PySparkPivot is a small python module for Spark, to manipulate PySpark Dataframes/RDD into spreadsheet-style pivot tables for data aggregation.
We developed this module to provide pivot table functionality for PySpark. The concept is very similar to that in the Pandas library - see http://pandas.pydata.org/pandas-docs/stable/generated/pandas.pivot_table.html. Data is often stored in CSV files or databases in so-called “stacked” or “record” format. For some analyses it's preferable for the columns and indices of a table to represent unique values rather than individual observations. Pivot tables allow you to reshape the data in this way, aggregating over individual observations using a variety of functions.
The simplest form of pivot table is a cross-tabulation, counting the number of observations matching the values of the index and column. This functionality is already available in the crosstab function in the pyspark.sql.DataFrame class Crosstab: https://spark.apache.org/docs/1.5.2/api/python/pyspark.sql.html#pyspark.sql.DataFrame. Crosstab computes a pair-wise frequency (contingency) table of the given columns.

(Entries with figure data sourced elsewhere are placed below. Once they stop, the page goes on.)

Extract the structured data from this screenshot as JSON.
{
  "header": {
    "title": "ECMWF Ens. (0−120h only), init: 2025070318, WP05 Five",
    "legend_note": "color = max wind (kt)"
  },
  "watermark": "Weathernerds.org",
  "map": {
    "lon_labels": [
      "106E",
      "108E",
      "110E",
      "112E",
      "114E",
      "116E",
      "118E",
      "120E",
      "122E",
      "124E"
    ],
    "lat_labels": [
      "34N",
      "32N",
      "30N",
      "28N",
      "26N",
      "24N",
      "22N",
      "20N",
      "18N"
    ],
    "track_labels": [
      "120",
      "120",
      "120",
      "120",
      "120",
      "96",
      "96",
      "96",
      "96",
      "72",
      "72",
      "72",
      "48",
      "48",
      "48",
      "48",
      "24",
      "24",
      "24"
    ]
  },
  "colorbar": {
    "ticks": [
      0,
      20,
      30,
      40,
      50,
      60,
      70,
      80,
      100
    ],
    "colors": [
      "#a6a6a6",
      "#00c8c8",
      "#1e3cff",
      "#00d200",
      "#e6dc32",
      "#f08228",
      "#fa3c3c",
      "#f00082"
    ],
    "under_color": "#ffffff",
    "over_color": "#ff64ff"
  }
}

This module allows for the added aggregation functions of average (mean), max, min and sum.
-
Spark and PySpark need to be installed and on your path.
-
Pandas if you want to run the examples
You will also need to have a Spark context and SQL context running.
-
Download the zip and extract contents
-
Either run your jobs from this directory, set this on your PYTHONPATH, or copy the module to somewhere already on your PYTHONPATH
Generate a pivot table for an edited version of the Iris data set, which has an extra randomised colour variable.
>>> # see the inline help
>>> import pysparkpivot
>>> help(pysparkpivot)
>>> # Loading a small csv into spark and then pivoting it
>>> import pandas as pd
>>> pandas_df = pd.read_csv('./examples/iris.csv')
>>> spark_df = sqlContext.createDataFrame(pandas_df)

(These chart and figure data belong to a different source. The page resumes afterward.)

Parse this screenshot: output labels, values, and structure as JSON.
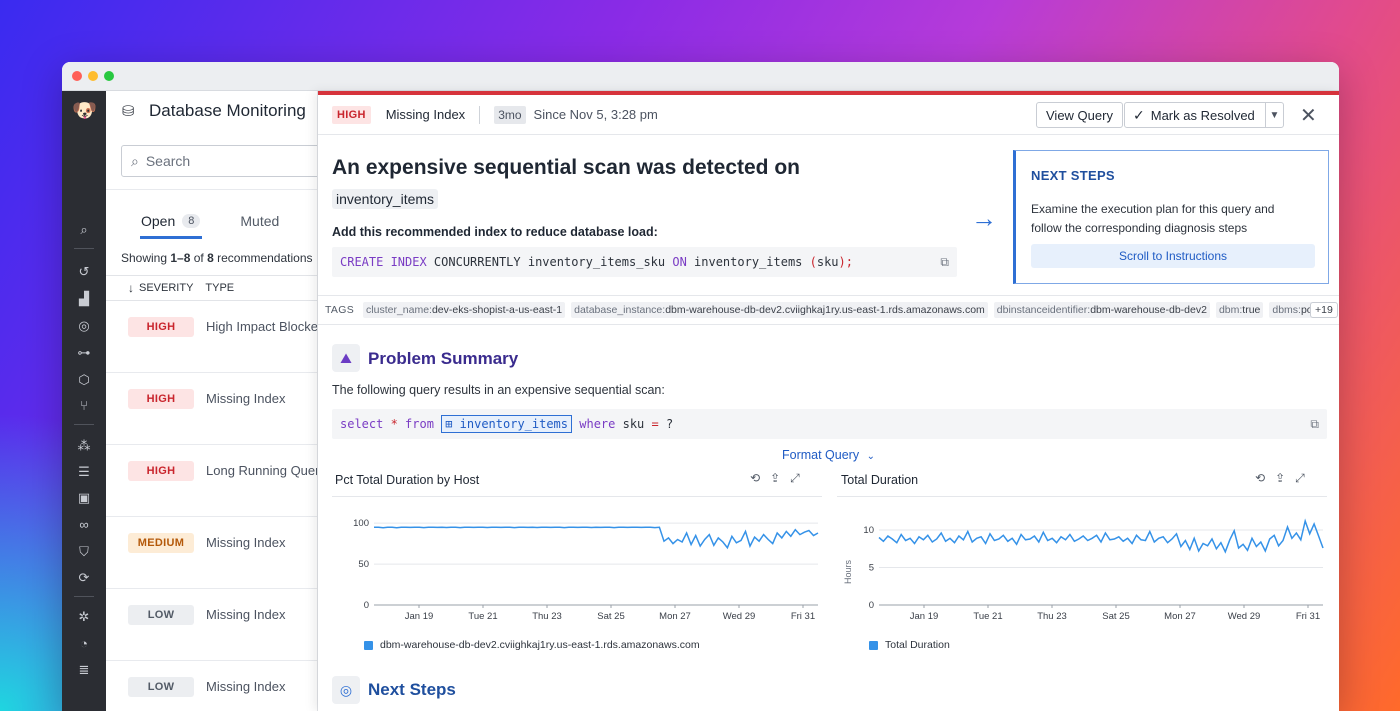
{
  "app": {
    "title": "Database Monitoring",
    "search_placeholder": "Search"
  },
  "nav_icons": [
    "datadog-logo",
    "search-icon",
    "history-icon",
    "chart-icon",
    "target-icon",
    "binoculars-icon",
    "cube-icon",
    "git-icon",
    "nodes-icon",
    "list-icon",
    "dashboard-icon",
    "link-icon",
    "shield-icon",
    "refresh-icon",
    "bug-icon",
    "gauge-icon",
    "logs-icon"
  ],
  "list": {
    "tabs": [
      {
        "label": "Open",
        "count": "8"
      },
      {
        "label": "Muted"
      }
    ],
    "showing_prefix": "Showing ",
    "showing_range": "1–8",
    "showing_of": " of ",
    "showing_total": "8",
    "showing_suffix": " recommendations",
    "col_severity": "SEVERITY",
    "col_type": "TYPE",
    "rows": [
      {
        "severity": "HIGH",
        "level": "high",
        "type": "High Impact Blocker"
      },
      {
        "severity": "HIGH",
        "level": "high",
        "type": "Missing Index"
      },
      {
        "severity": "HIGH",
        "level": "high",
        "type": "Long Running Query"
      },
      {
        "severity": "MEDIUM",
        "level": "medium",
        "type": "Missing Index"
      },
      {
        "severity": "LOW",
        "level": "low",
        "type": "Missing Index"
      },
      {
        "severity": "LOW",
        "level": "low",
        "type": "Missing Index"
      }
    ]
  },
  "detail": {
    "severity": "HIGH",
    "type": "Missing Index",
    "age": "3mo",
    "since": "Since Nov 5, 3:28 pm",
    "view_query": "View Query",
    "mark_resolved": "Mark as Resolved",
    "title": "An expensive sequential scan was detected on",
    "table": "inventory_items",
    "subtitle": "Add this recommended index to reduce database load:",
    "code_index": {
      "kw1": "CREATE INDEX",
      "t1": " CONCURRENTLY inventory_items_sku ",
      "kw2": "ON",
      "t2": " inventory_items ",
      "p1": "(",
      "t3": "sku",
      "p2": ");"
    },
    "next_steps_box": {
      "title": "NEXT STEPS",
      "text": "Examine the execution plan for this query and follow the corresponding diagnosis steps",
      "button": "Scroll to Instructions"
    },
    "tags_label": "TAGS",
    "tags": [
      {
        "key": "cluster_name:",
        "value": "dev-eks-shopist-a-us-east-1"
      },
      {
        "key": "database_instance:",
        "value": "dbm-warehouse-db-dev2.cviighkaj1ry.us-east-1.rds.amazonaws.com"
      },
      {
        "key": "dbinstanceidentifier:",
        "value": "dbm-warehouse-db-dev2"
      },
      {
        "key": "dbm:",
        "value": "true"
      },
      {
        "key": "dbms:",
        "value": "po..."
      }
    ],
    "tags_more": "+19",
    "problem_summary": {
      "title": "Problem Summary",
      "text": "The following query results in an expensive sequential scan:",
      "query": {
        "kw1": "select",
        "star": " * ",
        "kw2": "from",
        "table": "inventory_items",
        "kw3": "where",
        "t1": " sku ",
        "eq": "=",
        "t2": " ?"
      },
      "format_link": "Format Query"
    },
    "next_steps_title": "Next Steps"
  },
  "chart_data": [
    {
      "type": "line",
      "title": "Pct Total Duration by Host",
      "x_ticks": [
        "Jan 19",
        "Tue 21",
        "Thu 23",
        "Sat 25",
        "Mon 27",
        "Wed 29",
        "Fri 31"
      ],
      "y_ticks": [
        0,
        50,
        100
      ],
      "ylim": [
        0,
        110
      ],
      "series": [
        {
          "name": "dbm-warehouse-db-dev2.cviighkaj1ry.us-east-1.rds.amazonaws.com",
          "color": "#3592e8",
          "values": [
            95,
            95,
            94.5,
            95,
            95,
            94.5,
            95,
            95,
            94.8,
            95,
            95,
            94.6,
            95,
            95,
            94.8,
            95,
            94.7,
            95,
            95,
            94.6,
            95,
            95,
            94.8,
            95,
            95,
            94.7,
            95,
            95,
            94.9,
            95,
            95,
            94.6,
            95,
            95,
            94.8,
            95,
            94.7,
            95,
            95,
            94.8,
            95,
            95,
            94.6,
            95,
            95,
            94.9,
            95,
            95,
            94.7,
            95,
            94.8,
            95,
            95,
            94.6,
            95,
            95,
            94.8,
            95,
            95,
            94.8,
            95,
            95,
            94.6,
            95,
            78,
            82,
            75,
            80,
            77,
            88,
            74,
            85,
            72,
            80,
            86,
            73,
            82,
            77,
            70,
            84,
            76,
            79,
            90,
            72,
            83,
            78,
            86,
            80,
            75,
            88,
            82,
            90,
            84,
            92,
            86,
            89,
            91,
            85,
            88
          ]
        }
      ]
    },
    {
      "type": "line",
      "title": "Total Duration",
      "ylabel": "Hours",
      "x_ticks": [
        "Jan 19",
        "Tue 21",
        "Thu 23",
        "Sat 25",
        "Mon 27",
        "Wed 29",
        "Fri 31"
      ],
      "y_ticks": [
        0,
        5,
        10
      ],
      "ylim": [
        0,
        12
      ],
      "series": [
        {
          "name": "Total Duration",
          "color": "#3592e8",
          "values": [
            9,
            8.5,
            9.2,
            8.8,
            8.3,
            9.4,
            8.6,
            8.9,
            8.2,
            9.1,
            8.7,
            9.3,
            8.4,
            8.8,
            9.6,
            8.5,
            8.9,
            8.3,
            9.2,
            8.7,
            9.8,
            8.4,
            8.9,
            9.1,
            8.2,
            9.5,
            8.6,
            8.8,
            9.3,
            8.5,
            8.9,
            8.1,
            9.4,
            8.7,
            8.8,
            9.2,
            8.4,
            9.7,
            8.6,
            8.9,
            8.3,
            9.1,
            8.7,
            9.4,
            8.5,
            8.8,
            9.2,
            8.6,
            8.9,
            9.3,
            8.4,
            9.6,
            8.7,
            8.8,
            9.1,
            8.5,
            8.9,
            8.2,
            9.3,
            8.7,
            8.6,
            9.8,
            8.4,
            8.9,
            9.1,
            8.3,
            8.8,
            9.5,
            7.8,
            8.6,
            7.4,
            8.9,
            7.2,
            8.2,
            7.9,
            8.8,
            7.5,
            8.3,
            7.1,
            8.7,
            9.9,
            7.6,
            8.1,
            7.3,
            8.9,
            7.8,
            8.4,
            7.2,
            8.8,
            9.3,
            7.9,
            8.6,
            10.4,
            8.9,
            9.6,
            8.7,
            11.2,
            9.5,
            10.8,
            9.2,
            7.6
          ]
        }
      ]
    }
  ]
}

>>> from pysparkpivot import PivotTableFactory
>>> piv = PivotTableFactory(spark_df, sqlContext)
>>> pivot_table = piv.create(index=['Target'], columns=['Colour'],
... values=['SepLength'], aggregates=['AVG'])
>>> pivot_table.show()
Also see the Jupyter notebook "Pivot-demo" in the examples folder
Our plan is to make this into a Spark package so that it can be imported into Spark directly. We would ideally like to add further aggregation functions such as median. Pull requests welcome.